Though it ingeniously gifted Colin Farrell with the single most important moment in e-cig evisceration history, True Detective's second season was ultimately kind of a drag. One of HBO's most tweetable series, perhaps bested only by the unbeatable Game of  Thrones, True Detective entered its would-be honeymoon period in 2015 on the force of the undeniable critical mass that lifted the ethereal mystery's debut season to unforeseen heights of dopeness.

What went wrong or—or in some instances very wrong—has remained a source of great debate among TV scholars young and old since the series bowed out (temporarily? permanently?) back in August. Speaking with The Frame earlier this week, the network's president of programming swiftly took the fall for all eight episodes of what might very well become the most controversial Vince Vaughn performance of all time.
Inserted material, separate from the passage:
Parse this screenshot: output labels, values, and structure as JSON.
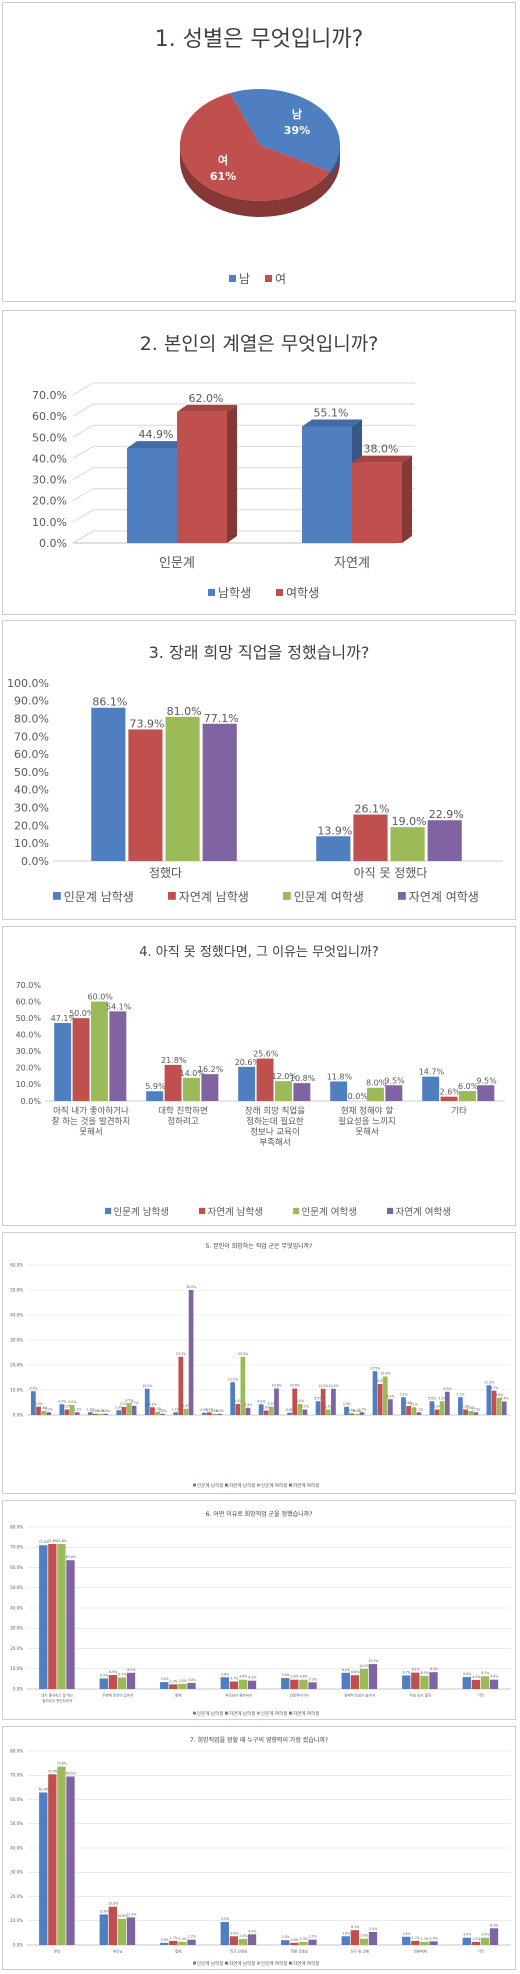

"I’ll tell you something," Michael Lombardo told Frame. "Our biggest failures—and I don’t know if I would True Detective 2—but when we tell somebody to hit an air date as opposed to allowing the writing to find its own natural resting place, when it’s ready, when it’s baked , we’ve failed." I don't know, Lombardo. That's not apology-esque enough. Try again:

I think in this particular case, the first season of True Detective was something that Nic Pizzolatto had been thinking about, gestating, for a long period of time. He’s a soulful writer. I think what we did was go, “Great.” And I take the blame. I became too much of a network executive at that point. We had huge success. “Gee, I’d love to repeat that next year.”

Well, you know what? I set him up. To deliver, in a very short time frame, something that became very challenging to deliver. That’s not what that show is. He had to reinvent the wheel, so to speak. Find his muse. And so I think that’s what I learned from it. Don’t do that anymore.

All is forgiven, Lombardo. Maybe make it up to Rachel McAdams and Colin Farrell by trying the whole thing again for the (please be happening) third season of True Detective, a once-great series that can most certainly be great again.